My office is smoked out, clients are calling me

My office is smoked out, clients are calling me | Insurance Business America

Texas agent talks to IBA as near-record wildfire spreads

Catastrophe & Flood

Ryan Smith

A wildfire sweeping through the Texas Panhandle is now the second largest blaze in the state’s history.

The fast-moving blaze has caused power outages and forced evacuations across the area.

Timothy Cortez, agent and owner of Cortez Insurance Agency in Amarillo, Texas, said that while the fire itself has not yet reached the city, its effects have.

“Amarillo got hit with the smoke,” Cortez told IBA. “My office is smoked out. I live in Canyon, about 10 minutes south of Amarillo, and our electricity was out; smoke was everywhere. I had some clients calling me yesterday saying, ‘Man, it’s smokey out here.’”

The blaze is part of a cluster of fires that burned out of control and threatened rural towns in the area, according to an Associated Press report. The largest of the fires – which as of Wednesday had grown to more than half the size of the state of Rhode Island – has spread into parts of neighboring Oklahoma and was still uncontained as of Wednesday morning.

Officials were starting to assess the damage on Wednesday, and warned it could be severe. The people evacuated from the area are likely “not prepared for what they’re going to see if they pull into town,” Hutchinson County Emergency Management spokesperson Deidra Thomas said in a social media livestream. Thomas said the small town of Fritch, which appears to have been particularly hard-hit, is still unsafe for people to return.

Texas Gov. Greg Abbot has issued a disaster declaration for 60 counties, the AP reported.

Cortez told IBA that he recommended his clients stay prepared for emergencies such as wildfires.
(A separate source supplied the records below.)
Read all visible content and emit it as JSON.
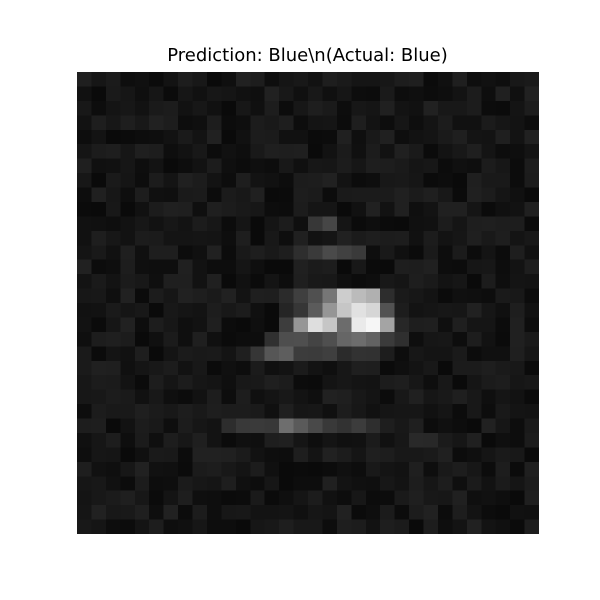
{
  "chart_data": {
    "type": "heatmap",
    "title": "Prediction: Blue\\n(Actual: Blue)",
    "colormap": "gray",
    "vmin": 0,
    "vmax": 255,
    "grid": false,
    "axes_visible": false,
    "rows": 32,
    "cols": 32,
    "values": [
      [
        31,
        22,
        27,
        14,
        16,
        11,
        19,
        29,
        24,
        10,
        15,
        33,
        29,
        14,
        21,
        24,
        18,
        30,
        26,
        21,
        21,
        23,
        29,
        31,
        11,
        16,
        31,
        14,
        17,
        14,
        24,
        26
      ],
      [
        17,
        10,
        26,
        22,
        15,
        22,
        11,
        22,
        17,
        23,
        21,
        17,
        15,
        33,
        24,
        16,
        24,
        16,
        22,
        13,
        12,
        26,
        13,
        15,
        12,
        14,
        19,
        28,
        14,
        32,
        16,
        33
      ],
      [
        24,
        13,
        20,
        23,
        18,
        26,
        28,
        18,
        23,
        17,
        10,
        23,
        16,
        29,
        12,
        23,
        30,
        26,
        13,
        23,
        21,
        32,
        19,
        17,
        33,
        24,
        24,
        28,
        12,
        11,
        20,
        29
      ],
      [
        18,
        30,
        23,
        30,
        24,
        33,
        29,
        13,
        15,
        29,
        12,
        14,
        28,
        25,
        30,
        13,
        20,
        21,
        12,
        30,
        19,
        13,
        22,
        14,
        20,
        28,
        17,
        17,
        27,
        22,
        19,
        13
      ],
      [
        13,
        19,
        10,
        11,
        13,
        14,
        18,
        26,
        19,
        33,
        10,
        17,
        28,
        27,
        17,
        17,
        11,
        12,
        32,
        15,
        25,
        32,
        14,
        18,
        20,
        26,
        31,
        20,
        19,
        31,
        19,
        33
      ],
      [
        21,
        28,
        30,
        22,
        31,
        29,
        14,
        18,
        24,
        12,
        17,
        14,
        25,
        31,
        30,
        31,
        10,
        18,
        27,
        16,
        28,
        18,
        32,
        26,
        11,
        19,
        24,
        31,
        20,
        13,
        14,
        20
      ],
      [
        31,
        16,
        17,
        22,
        14,
        19,
        10,
        13,
        18,
        28,
        15,
        12,
        15,
        13,
        24,
        16,
        23,
        22,
        28,
        22,
        30,
        29,
        26,
        21,
        23,
        12,
        16,
        14,
        28,
        23,
        12,
        29
      ],
      [
        23,
        10,
        26,
        21,
        13,
        28,
        20,
        32,
        28,
        19,
        13,
        30,
        19,
        17,
        13,
        28,
        29,
        33,
        19,
        12,
        14,
        24,
        25,
        22,
        11,
        13,
        10,
        31,
        25,
        25,
        12,
        28
      ],
      [
        13,
        32,
        23,
        14,
        29,
        16,
        15,
        26,
        27,
        12,
        27,
        24,
        32,
        10,
        11,
        29,
        27,
        12,
        26,
        27,
        27,
        27,
        32,
        27,
        31,
        24,
        11,
        32,
        28,
        21,
        16,
        10
      ],
      [
        11,
        10,
        24,
        10,
        17,
        28,
        32,
        31,
        15,
        31,
        28,
        25,
        23,
        13,
        12,
        28,
        21,
        21,
        10,
        17,
        33,
        18,
        32,
        15,
        19,
        32,
        32,
        21,
        11,
        16,
        18,
        32
      ],
      [
        17,
        16,
        14,
        18,
        23,
        18,
        23,
        19,
        28,
        23,
        12,
        21,
        10,
        21,
        28,
        15,
        55,
        70,
        21,
        11,
        14,
        11,
        10,
        16,
        17,
        28,
        21,
        30,
        31,
        29,
        29,
        11
      ],
      [
        17,
        30,
        23,
        18,
        28,
        27,
        20,
        20,
        21,
        20,
        14,
        30,
        10,
        24,
        14,
        32,
        18,
        21,
        33,
        27,
        30,
        28,
        29,
        17,
        28,
        19,
        22,
        31,
        25,
        30,
        20,
        24
      ],
      [
        20,
        25,
        17,
        31,
        16,
        30,
        30,
        12,
        16,
        33,
        12,
        25,
        30,
        25,
        30,
        46,
        58,
        74,
        65,
        58,
        14,
        25,
        16,
        11,
        26,
        13,
        27,
        12,
        20,
        12,
        30,
        17
      ],
      [
        33,
        12,
        14,
        29,
        15,
        14,
        14,
        32,
        18,
        13,
        13,
        21,
        15,
        10,
        10,
        32,
        27,
        29,
        10,
        24,
        11,
        10,
        30,
        29,
        32,
        13,
        12,
        22,
        23,
        13,
        19,
        30
      ],
      [
        19,
        26,
        19,
        27,
        24,
        15,
        31,
        31,
        18,
        32,
        10,
        17,
        11,
        20,
        13,
        31,
        25,
        24,
        16,
        12,
        14,
        24,
        21,
        30,
        26,
        19,
        22,
        10,
        28,
        14,
        20,
        19
      ],
      [
        23,
        24,
        15,
        33,
        11,
        28,
        22,
        33,
        30,
        26,
        33,
        19,
        31,
        30,
        43,
        63,
        80,
        118,
        205,
        187,
        176,
        45,
        26,
        23,
        19,
        11,
        16,
        15,
        13,
        26,
        24,
        12
      ],
      [
        17,
        18,
        26,
        21,
        24,
        10,
        24,
        21,
        19,
        29,
        24,
        28,
        16,
        10,
        37,
        54,
        91,
        150,
        198,
        225,
        214,
        82,
        29,
        19,
        21,
        23,
        22,
        33,
        22,
        16,
        30,
        17
      ],
      [
        18,
        11,
        22,
        33,
        13,
        29,
        23,
        15,
        18,
        31,
        12,
        10,
        15,
        10,
        61,
        150,
        222,
        198,
        108,
        234,
        246,
        164,
        39,
        30,
        31,
        15,
        31,
        21,
        21,
        12,
        32,
        13
      ],
      [
        15,
        29,
        31,
        28,
        10,
        16,
        27,
        15,
        31,
        16,
        11,
        13,
        13,
        48,
        78,
        79,
        68,
        79,
        102,
        109,
        98,
        59,
        47,
        14,
        22,
        23,
        13,
        29,
        18,
        11,
        32,
        26
      ],
      [
        26,
        11,
        20,
        17,
        30,
        10,
        20,
        27,
        25,
        26,
        20,
        31,
        54,
        86,
        94,
        60,
        59,
        63,
        43,
        50,
        49,
        29,
        13,
        23,
        20,
        20,
        26,
        12,
        16,
        16,
        31,
        22
      ],
      [
        26,
        32,
        31,
        16,
        21,
        24,
        28,
        18,
        24,
        11,
        16,
        13,
        27,
        16,
        19,
        27,
        19,
        15,
        23,
        31,
        30,
        11,
        15,
        19,
        24,
        10,
        27,
        27,
        30,
        26,
        24,
        11
      ],
      [
        23,
        28,
        27,
        19,
        11,
        29,
        21,
        28,
        22,
        20,
        15,
        24,
        25,
        31,
        28,
        12,
        11,
        20,
        23,
        20,
        19,
        28,
        30,
        23,
        14,
        24,
        10,
        21,
        27,
        29,
        22,
        24
      ],
      [
        23,
        24,
        28,
        26,
        17,
        24,
        15,
        12,
        18,
        29,
        13,
        29,
        16,
        20,
        24,
        19,
        15,
        33,
        31,
        24,
        20,
        12,
        24,
        32,
        22,
        25,
        31,
        24,
        15,
        21,
        18,
        11
      ],
      [
        13,
        28,
        25,
        25,
        31,
        27,
        24,
        29,
        25,
        30,
        28,
        28,
        26,
        16,
        31,
        22,
        23,
        16,
        29,
        23,
        17,
        21,
        22,
        22,
        17,
        21,
        12,
        24,
        13,
        25,
        20,
        19
      ],
      [
        29,
        30,
        10,
        18,
        28,
        25,
        14,
        28,
        22,
        19,
        45,
        57,
        58,
        56,
        110,
        90,
        73,
        57,
        50,
        60,
        46,
        30,
        24,
        31,
        12,
        16,
        13,
        10,
        33,
        22,
        13,
        26
      ],
      [
        16,
        22,
        29,
        14,
        27,
        15,
        29,
        23,
        31,
        19,
        11,
        16,
        15,
        30,
        32,
        21,
        14,
        20,
        16,
        17,
        27,
        17,
        23,
        41,
        40,
        27,
        22,
        32,
        10,
        15,
        13,
        28
      ],
      [
        14,
        22,
        21,
        10,
        16,
        26,
        25,
        12,
        33,
        33,
        32,
        27,
        18,
        14,
        13,
        30,
        20,
        33,
        28,
        21,
        31,
        29,
        24,
        24,
        26,
        32,
        12,
        15,
        21,
        26,
        24,
        10
      ],
      [
        30,
        17,
        15,
        23,
        33,
        17,
        16,
        11,
        27,
        29,
        24,
        20,
        28,
        16,
        10,
        11,
        10,
        12,
        16,
        13,
        25,
        20,
        18,
        31,
        14,
        25,
        29,
        23,
        12,
        29,
        11,
        31
      ],
      [
        22,
        24,
        17,
        12,
        28,
        13,
        14,
        27,
        23,
        21,
        30,
        16,
        13,
        22,
        10,
        13,
        13,
        32,
        19,
        16,
        15,
        23,
        19,
        29,
        22,
        29,
        15,
        27,
        18,
        27,
        21,
        28
      ],
      [
        20,
        24,
        27,
        31,
        23,
        11,
        20,
        30,
        15,
        14,
        11,
        12,
        26,
        11,
        15,
        21,
        28,
        17,
        13,
        23,
        12,
        12,
        26,
        31,
        24,
        23,
        32,
        15,
        17,
        14,
        10,
        31
      ],
      [
        21,
        33,
        24,
        25,
        31,
        14,
        33,
        12,
        28,
        14,
        23,
        24,
        19,
        19,
        20,
        16,
        22,
        20,
        33,
        11,
        14,
        27,
        12,
        28,
        33,
        12,
        29,
        19,
        12,
        10,
        17,
        16
      ],
      [
        24,
        21,
        13,
        12,
        20,
        29,
        14,
        16,
        22,
        13,
        13,
        10,
        22,
        24,
        30,
        24,
        24,
        13,
        30,
        28,
        18,
        30,
        27,
        10,
        29,
        14,
        19,
        33,
        19,
        16,
        11,
        29
      ]
    ]
  }
}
“What I recommend doing is, number one, even if something’s not coming your way, always have a go bag ready,” he said. “Number two: if you do have to flee your home, keep your receipts. Keep track of all of that. My agency has loss-of-use coverage on everything, and loss-of-use will cover those reimbursements. So keep track of what you’re spending if you have to go to a hotel or something.”

Cortez also stressed that insureds needed to make sure their coverage was kept up-to-date.
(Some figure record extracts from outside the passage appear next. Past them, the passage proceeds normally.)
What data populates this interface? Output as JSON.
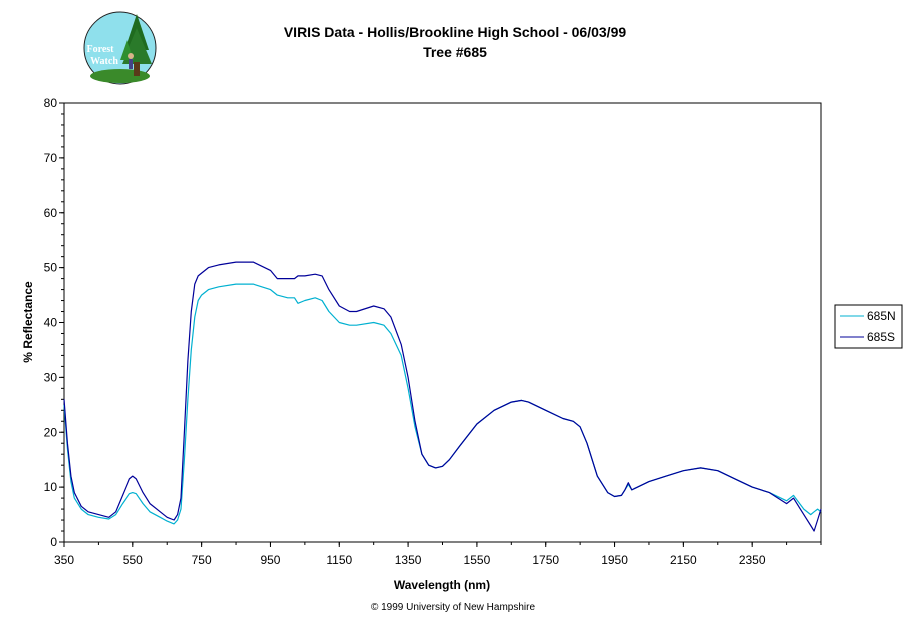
{
  "chart_data": {
    "type": "line",
    "title": "VIRIS Data - Hollis/Brookline High School - 06/03/99",
    "subtitle": "Tree #685",
    "xlabel": "Wavelength (nm)",
    "ylabel": "% Reflectance",
    "xlim": [
      350,
      2550
    ],
    "ylim": [
      0,
      80
    ],
    "x_ticks": [
      350,
      550,
      750,
      950,
      1150,
      1350,
      1550,
      1750,
      1950,
      2150,
      2350
    ],
    "y_ticks": [
      0,
      10,
      20,
      30,
      40,
      50,
      60,
      70,
      80
    ],
    "grid": false,
    "legend_position": "right",
    "series": [
      {
        "name": "685N",
        "color": "#00b0d0",
        "x": [
          350,
          360,
          370,
          380,
          400,
          420,
          450,
          480,
          500,
          520,
          540,
          550,
          560,
          580,
          600,
          630,
          650,
          670,
          680,
          690,
          700,
          710,
          720,
          730,
          740,
          750,
          770,
          800,
          850,
          900,
          950,
          970,
          1000,
          1020,
          1030,
          1050,
          1080,
          1100,
          1120,
          1150,
          1180,
          1200,
          1250,
          1280,
          1300,
          1330,
          1350,
          1370,
          1390,
          1410,
          1430,
          1450,
          1470,
          1500,
          1550,
          1600,
          1650,
          1680,
          1700,
          1750,
          1800,
          1830,
          1850,
          1870,
          1900,
          1930,
          1950,
          1970,
          1980,
          1990,
          2000,
          2010,
          2050,
          2100,
          2150,
          2200,
          2250,
          2300,
          2350,
          2400,
          2450,
          2470,
          2500,
          2520,
          2530,
          2540,
          2550
        ],
        "y": [
          25,
          17,
          11,
          8,
          6,
          5,
          4.5,
          4.2,
          5,
          7,
          8.8,
          9,
          8.8,
          7,
          5.5,
          4.5,
          3.8,
          3.3,
          4,
          6,
          15,
          26,
          35,
          41,
          44,
          45,
          46,
          46.5,
          47,
          47,
          46,
          45,
          44.5,
          44.5,
          43.5,
          44,
          44.5,
          44,
          42,
          40,
          39.5,
          39.5,
          40,
          39.5,
          38,
          34,
          28,
          21,
          16,
          14,
          13.5,
          13.8,
          15,
          17.5,
          21.5,
          24,
          25.5,
          25.8,
          25.5,
          24,
          22.5,
          22,
          21,
          18,
          12,
          9,
          8.3,
          8.5,
          9.5,
          10.5,
          9.5,
          9.8,
          11,
          12,
          13,
          13.5,
          13,
          11.5,
          10,
          9,
          7.5,
          8.5,
          6,
          5,
          5.5,
          6,
          5.5
        ]
      },
      {
        "name": "685S",
        "color": "#000099",
        "x": [
          350,
          360,
          370,
          380,
          400,
          420,
          450,
          480,
          500,
          520,
          540,
          550,
          560,
          580,
          600,
          630,
          650,
          670,
          680,
          690,
          700,
          710,
          720,
          730,
          740,
          750,
          770,
          800,
          850,
          900,
          950,
          970,
          1000,
          1020,
          1030,
          1050,
          1080,
          1100,
          1120,
          1150,
          1180,
          1200,
          1250,
          1280,
          1300,
          1330,
          1350,
          1370,
          1390,
          1410,
          1430,
          1450,
          1470,
          1500,
          1550,
          1600,
          1650,
          1680,
          1700,
          1750,
          1800,
          1830,
          1850,
          1870,
          1900,
          1930,
          1950,
          1970,
          1980,
          1990,
          2000,
          2010,
          2050,
          2100,
          2150,
          2200,
          2250,
          2300,
          2350,
          2400,
          2450,
          2470,
          2500,
          2520,
          2530,
          2540,
          2550
        ],
        "y": [
          26,
          18,
          12,
          9,
          6.5,
          5.5,
          5,
          4.5,
          5.5,
          8.5,
          11.5,
          12,
          11.5,
          9,
          7,
          5.5,
          4.5,
          4,
          5,
          8,
          20,
          33,
          42,
          47,
          48.5,
          49,
          50,
          50.5,
          51,
          51,
          49.5,
          48,
          48,
          48,
          48.5,
          48.5,
          48.8,
          48.5,
          46,
          43,
          42,
          42,
          43,
          42.5,
          41,
          36,
          30,
          22,
          16,
          14,
          13.5,
          13.8,
          15,
          17.5,
          21.5,
          24,
          25.5,
          25.8,
          25.5,
          24,
          22.5,
          22,
          21,
          18,
          12,
          9,
          8.3,
          8.5,
          9.5,
          10.8,
          9.5,
          9.8,
          11,
          12,
          13,
          13.5,
          13,
          11.5,
          10,
          9,
          7,
          8,
          5,
          3,
          2,
          4,
          6
        ]
      }
    ]
  },
  "logo": {
    "line1": "Forest",
    "line2": "Watch"
  },
  "footer": {
    "copyright": "© 1999 University of New Hampshire"
  },
  "colors": {
    "plot_border": "#000000",
    "background": "#ffffff"
  }
}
“We always talk to the clients to see if there are any updates, if they’ve done any improvements (on their homes),” Cortez said. “Make sure your agent is aware of those things if you’re shopping around, for calculating replacement costs. If you’re getting a few quotes and they’re all in the same vicinity, chances are it’s being done right.”

Thursday’s weather may provide a ray of hope, with a forecast of cooler temperatures, less wind and a possibility of rain, the AP reported.